I have spent three weeks struggling with the quaternion camera!
Now I have two Implementations. One has some kind of gimbal lock issue or something like that. Another one is totally anti-human ( I feel like I am using a ZBrush camera to play a game).
the faulty one:
the zbrush and anti-human one:
key codes of that two cameras:
the faulty one:
void MouseInput(GLfloat xOffset, GLfloat yOffset, bool constrainPitch = 0) {
xOffset *= turnSpeed;
yOffset *= turnSpeed;
if (glm::abs(glm::fmod(pitch, 360.0f)) < 90.0f || glm::abs(glm::fmod(pitch, 360.0f)) > 270.0f)
yaw += xOffset;
else
yaw -= xOffset;
pitch += yOffset;
if (constrainPitch)
{
...
}
}
void Update() {
glm::quat qPitch = glm::angleAxis(glm::radians(-pitch), glm::vec3(1.0f, 0, 0));
glm::quat qYaw = glm::angleAxis(glm::radians(-yaw), glm::vec3(0, 1.0f, 0));
glm::quat qRoll = glm::angleAxis(glm::radians(roll), glm::vec3(0, 0, -1.0f));
orientation = glm::normalize(qYaw * qPitch * qRoll);
front = glm::normalize(orientation * glm::vec3(0, 0, -1.0f));
up = glm::normalize(orientation * glm::vec3(0, 1.0f, 0));
right = glm::normalize(orientation * glm::vec3(1.0f, 0, 0));
fps = ViewMatrix();
tps = ViewMatrixOrbital();
}
the zbrush and anti-human one:
void MouseInput(GLfloat xOffset, GLfloat yOffset) {
xOffset *= turnSpeed;
yOffset *= turnSpeed;
yaw = xOffset;
pitch = yOffset;
}
void Update() {
glm::quat qYaw = glm::angleAxis(glm::radians(-yaw), up);
glm::quat qPitch = glm::angleAxis(glm::radians(-pitch), right);
glm::quat qRoll = glm::angleAxis(glm::radians(roll), front);
orientation = glm::normalize(qRoll * qPitch * qYaw * orientation);
front = glm::normalize(orientation * glm::vec3(0, 0, -1.0f));
up = glm::normalize(orientation * glm::vec3(0, 1.0f, 0));
right = glm::normalize(orientation * glm::vec3(1.0f, 0, 0));
fps = ViewMatrix();
tps = ViewMatrixOrbital();
//Clear Everything
yaw = 0;
pitch = 0;
roll = 0;
}
The view matrix functions of both of them are the same:
glm::mat4 ViewMatrix() {
glm::mat4 translate = glm::translate(glm::mat4(1.0f), position);
glm::mat4 rotate = glm::mat4_cast(orientation);
return glm::inverse(translate * rotate);
}
glm::mat4 ViewMatrixOrbital() {
glm::mat4 translate = glm::translate(glm::mat4(1.0f), localPosition);
glm::mat4 aroundOnePoint = glm::translate(glm::mat4(1.0f), aroundPoint);
glm::mat4 rotate = glm::mat4_cast(orientation);
return glm::inverse(aroundOnePoint * rotate * translate);
}
The first one is messed up when I look directly from up to down or down to up.

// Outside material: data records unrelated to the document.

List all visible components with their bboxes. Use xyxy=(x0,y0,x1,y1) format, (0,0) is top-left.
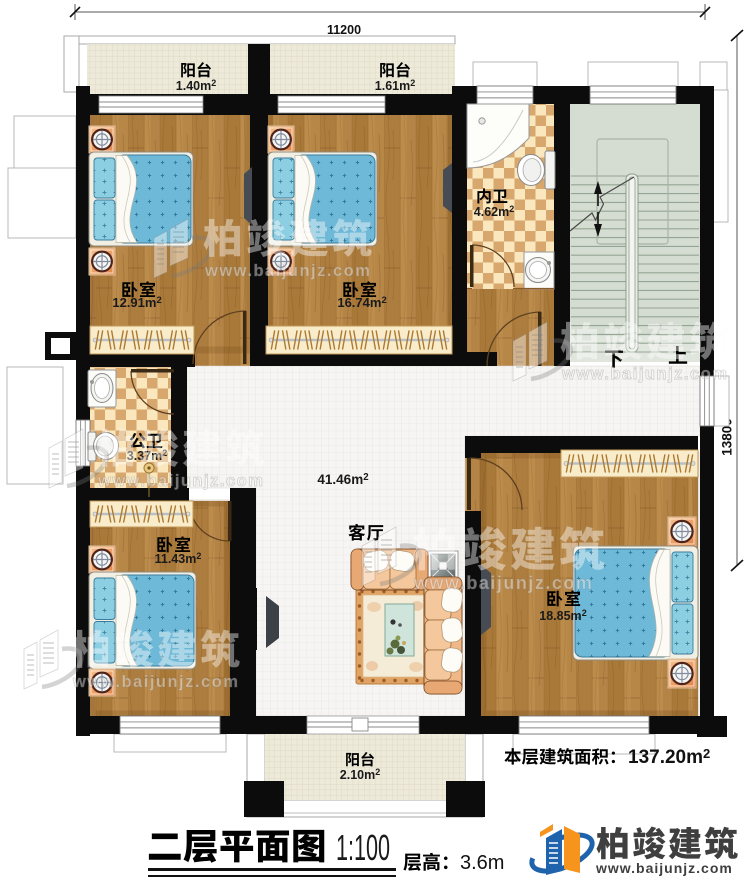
svg-text:www.baijunjz.com: www.baijunjz.com xyxy=(413,573,593,593)
svg-text:1:100: 1:100 xyxy=(336,827,390,868)
svg-text:1.40m2: 1.40m2 xyxy=(176,78,216,93)
svg-text:12.91m2: 12.91m2 xyxy=(112,294,161,310)
svg-text:16.74m2: 16.74m2 xyxy=(337,294,386,310)
svg-text:18.85m2: 18.85m2 xyxy=(539,608,586,623)
svg-text:1.61m2: 1.61m2 xyxy=(375,78,415,93)
svg-text:www.baijunjz.com: www.baijunjz.com xyxy=(72,673,239,691)
svg-text:4.62m2: 4.62m2 xyxy=(474,204,514,219)
svg-text:www.baijunjz.com: www.baijunjz.com xyxy=(97,472,264,490)
svg-text:3.6m: 3.6m xyxy=(460,852,504,874)
svg-text:41.46m2: 41.46m2 xyxy=(317,472,368,487)
svg-text:www.baijunjz.com: www.baijunjz.com xyxy=(561,365,728,383)
svg-text:www.baijunjz.com: www.baijunjz.com xyxy=(595,860,733,876)
svg-text:11200: 11200 xyxy=(327,23,361,37)
svg-text:2.10m2: 2.10m2 xyxy=(340,767,380,782)
svg-text:11.43m2: 11.43m2 xyxy=(155,551,202,566)
svg-text:www.baijunjz.com: www.baijunjz.com xyxy=(204,262,371,280)
svg-text:137.20m2: 137.20m2 xyxy=(628,746,710,768)
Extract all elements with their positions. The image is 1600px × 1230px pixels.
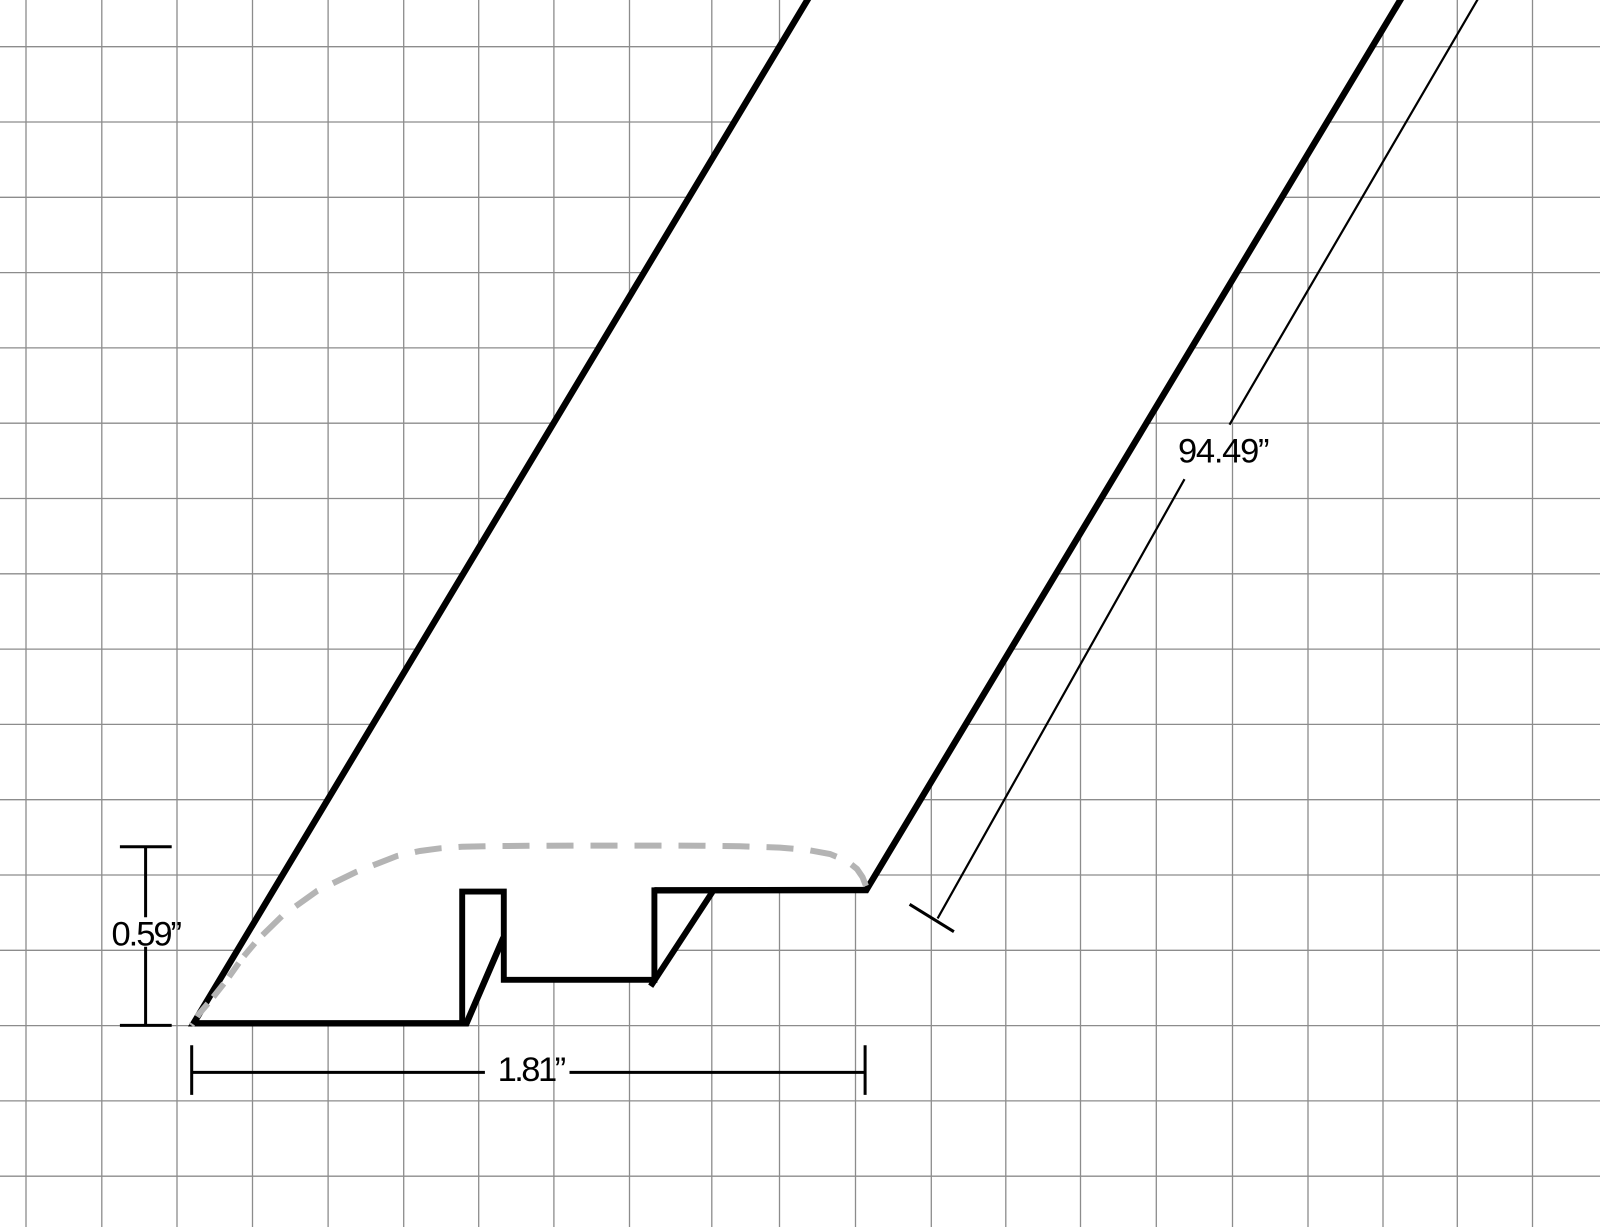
svg-text:0.59”: 0.59” (112, 916, 183, 954)
svg-text:94.49”: 94.49” (1178, 432, 1270, 470)
svg-text:1.81”: 1.81” (498, 1051, 566, 1089)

The second one, I can never go back to the same position when I just drag/draw a circle with my mouse...
I really need some help to make a human-friendly, "robust", and elegantly quaternion camera(some things like the camera in the Ace Combat or EVERSPACE)...
The resources I have used:
https://stackoverflow.com/questions/49609654/quaternion-based-first-person-view-camera
http://www.opengl-tutorial.org/intermediate-tutorials/tutorial-17-quaternions/
https://www.3dgep.com/understanding-the-view-matrix/
and of course...
https://www.youtube.com/watch?v=d4EgbgTm0Bg&ab_channel=3Blue1Brown
Sorry for my English...
I want something like a jet or plane flying upside down or a spaceship that can rotate to any direction.
I hope the camera can be human-friendly/intuitively( only "roll" when I want to "roll", my "zbrush camera" rolling all the time...).
– potter john Sep 14 '22 at 08:28...And any tips about how to "remove" those kinds of rolls? google keyword? links resource? some pages of some books? someone's GitHub?